Идентификация генов с высокой частотой метилирования в опухолях – необходимый шаг в характеристике опухоли. Профиль метилирования в сочетании с другими молекулярно-генетическими маркерами может быть использован для ранней диагностики злокачественного процесса и определения прогноза развития и поведения опухоли. Дальнейшая разработка диагностической тест-системы на основе RIL в качестве маркера позволит осуществлять эффективный скрининг и бороться с заболеванием на разных этапах возникновения и определять тактику терапии.


ГЛАВА 3

Определение активности рецепторных и нерецепторных тирозиновых киназ, состояния сигнальных путей на панели линий клеток рака молочной железы
Большинство существующих линий клеток опухолей молочной железы характеризуются отсутствием трех наиболее распространенных маркеров РМЖ – в клетках этих линий не экспрессированы эстрогеновый и прогестероновый рецепторы, и отсутствует амплификация HER2.

В ходе работ по данному проекту была проанализирована панель клеточных линий карцином молочной железы с целью определения функционального статуса рецепторных и нерецепторных тирозиновых киназ, изменение функциональной активности которых наиболее часто наблюдается в опухолях этого типа.

Статус рецептор-ассоциированных тирозиновых киназ был определен в клетках следующих линий:


  1. MCF7

  2. BT-20

  3. T47D

  4. MDA-MB-468

  5. MDA-MB-231

  6. MDA-MB-435S

  7. BT-474

  8. BT-549

  9. MDA-MB-157

  10. SK-BR-3

Полученные в ходе эксперимента данные свидетельствуют о том, что только в двух клеточных линиях (BT-474 и SK-BR-3) амплифицирован HER2. В то же время, в трех клеточных линиях (BT-20, MDA-MB-468 и MDA-MB-231) наблюдается значительное повышение уровня экспрессии EGFR.

Рис. 13 Статус EGFP/HER2 в панели клеточных линий карцином молочной железы.
Результаты эксперимента хорошо согласуются с имеющимися в литературе данными, согласно которым, некоторые опухолевые линии, характеризующиеся тройным негативным генотипом, гиперэкспрессируют EGFR.
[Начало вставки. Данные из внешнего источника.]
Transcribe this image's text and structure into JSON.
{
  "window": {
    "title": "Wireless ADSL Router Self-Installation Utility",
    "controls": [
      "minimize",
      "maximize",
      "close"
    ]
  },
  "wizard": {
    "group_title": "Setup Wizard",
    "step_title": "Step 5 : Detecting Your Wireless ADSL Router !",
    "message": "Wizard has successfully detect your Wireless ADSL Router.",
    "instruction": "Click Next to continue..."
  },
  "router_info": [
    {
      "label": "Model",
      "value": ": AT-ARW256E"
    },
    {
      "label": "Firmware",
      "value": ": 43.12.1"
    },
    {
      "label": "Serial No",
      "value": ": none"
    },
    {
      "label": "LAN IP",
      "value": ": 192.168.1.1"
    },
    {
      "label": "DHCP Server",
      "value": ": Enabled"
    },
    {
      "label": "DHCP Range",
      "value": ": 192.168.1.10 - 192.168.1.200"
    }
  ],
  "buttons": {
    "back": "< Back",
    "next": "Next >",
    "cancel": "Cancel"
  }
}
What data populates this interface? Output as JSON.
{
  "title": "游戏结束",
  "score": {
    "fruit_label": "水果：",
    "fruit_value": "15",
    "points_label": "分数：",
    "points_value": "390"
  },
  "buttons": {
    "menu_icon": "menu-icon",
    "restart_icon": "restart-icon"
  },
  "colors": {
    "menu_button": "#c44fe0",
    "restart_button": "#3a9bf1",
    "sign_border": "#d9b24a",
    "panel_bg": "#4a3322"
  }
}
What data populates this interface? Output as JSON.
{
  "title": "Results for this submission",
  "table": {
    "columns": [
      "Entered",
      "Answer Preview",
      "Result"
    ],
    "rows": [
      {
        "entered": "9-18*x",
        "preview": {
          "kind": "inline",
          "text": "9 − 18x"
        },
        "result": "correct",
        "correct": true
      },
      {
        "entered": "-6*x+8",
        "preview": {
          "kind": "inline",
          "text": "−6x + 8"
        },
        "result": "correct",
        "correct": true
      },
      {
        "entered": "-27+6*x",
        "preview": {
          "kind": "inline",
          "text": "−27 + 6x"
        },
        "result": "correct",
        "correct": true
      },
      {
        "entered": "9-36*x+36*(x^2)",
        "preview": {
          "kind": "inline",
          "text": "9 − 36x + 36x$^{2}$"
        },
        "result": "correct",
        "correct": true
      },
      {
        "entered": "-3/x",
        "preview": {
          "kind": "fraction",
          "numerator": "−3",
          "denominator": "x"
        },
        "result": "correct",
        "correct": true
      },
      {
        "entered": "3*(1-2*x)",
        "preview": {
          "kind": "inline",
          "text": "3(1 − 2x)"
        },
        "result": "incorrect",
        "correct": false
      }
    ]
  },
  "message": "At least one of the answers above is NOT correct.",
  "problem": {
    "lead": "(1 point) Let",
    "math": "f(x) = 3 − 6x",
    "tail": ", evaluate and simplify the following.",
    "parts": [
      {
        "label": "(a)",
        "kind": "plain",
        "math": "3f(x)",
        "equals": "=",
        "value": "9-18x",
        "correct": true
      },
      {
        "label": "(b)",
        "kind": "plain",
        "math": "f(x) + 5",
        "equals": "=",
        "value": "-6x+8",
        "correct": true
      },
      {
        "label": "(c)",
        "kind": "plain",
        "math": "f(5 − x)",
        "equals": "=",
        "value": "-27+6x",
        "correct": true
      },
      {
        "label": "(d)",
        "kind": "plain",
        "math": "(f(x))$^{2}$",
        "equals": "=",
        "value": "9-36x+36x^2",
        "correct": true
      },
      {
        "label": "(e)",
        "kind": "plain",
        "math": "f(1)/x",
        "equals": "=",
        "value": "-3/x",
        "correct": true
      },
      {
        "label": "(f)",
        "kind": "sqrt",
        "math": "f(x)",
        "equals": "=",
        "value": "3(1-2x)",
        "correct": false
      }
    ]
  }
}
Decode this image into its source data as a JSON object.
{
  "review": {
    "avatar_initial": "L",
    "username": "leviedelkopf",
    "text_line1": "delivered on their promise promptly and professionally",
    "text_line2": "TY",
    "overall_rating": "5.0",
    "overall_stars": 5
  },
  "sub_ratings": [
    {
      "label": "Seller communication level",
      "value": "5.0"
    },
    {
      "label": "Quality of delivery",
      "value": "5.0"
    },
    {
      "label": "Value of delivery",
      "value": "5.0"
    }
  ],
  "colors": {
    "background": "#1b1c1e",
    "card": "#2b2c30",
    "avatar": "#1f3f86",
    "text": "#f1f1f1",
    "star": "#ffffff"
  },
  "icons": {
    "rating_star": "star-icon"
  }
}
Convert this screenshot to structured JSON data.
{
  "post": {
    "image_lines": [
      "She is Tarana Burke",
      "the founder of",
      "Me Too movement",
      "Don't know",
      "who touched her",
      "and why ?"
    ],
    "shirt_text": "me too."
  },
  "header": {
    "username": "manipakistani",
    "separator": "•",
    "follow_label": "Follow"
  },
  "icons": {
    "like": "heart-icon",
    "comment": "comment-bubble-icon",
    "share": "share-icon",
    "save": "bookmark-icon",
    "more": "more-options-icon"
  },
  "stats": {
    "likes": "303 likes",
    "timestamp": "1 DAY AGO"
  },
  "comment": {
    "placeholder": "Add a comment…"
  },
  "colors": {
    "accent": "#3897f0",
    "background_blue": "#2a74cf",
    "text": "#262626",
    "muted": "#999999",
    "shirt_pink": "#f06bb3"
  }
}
В ходе следующего эксперимента, в искомой панели клеточных линий была определена активность двух рецептор-неассоциированных тирозин-киназ, Src и Syk. Для обеих киназ показано активное участие в PI3K-сигнальном пути, а также их частая оверэкспрессия в опухолях с тройным негативным генотипом. Результаты эксперимента показали, что две клеточные линии - BT-474 и SK-BR-3 – характеризуются нормальным уровнем активности Src, в то время, как во всех остальных активность Src аномально высока. Киназа Syk, напротив, характеризуется более равномерным распределением активности среди протестированных клеточных линий. Однако уровни ее активности в клетках MDA-MB-231 и MDA-MB-468 были существенно снижены. В ряде работ указывается, что тирозин-киназа Syk ассоциирована с регуляцией актинового цитоскелета клетки, и оказывает существенное влияние на клеточную подвижность. Клетки линий MDA-MB-231 и MDA-MB-468 характеризуются высокоинвазивным характером роста и обладают повышенной подвижностью, что хорошо кореллирует с данными литературы, согласно которым Syk оказывает суппрессирующее действие на рост высокоинвазивных опухолей молочной железы.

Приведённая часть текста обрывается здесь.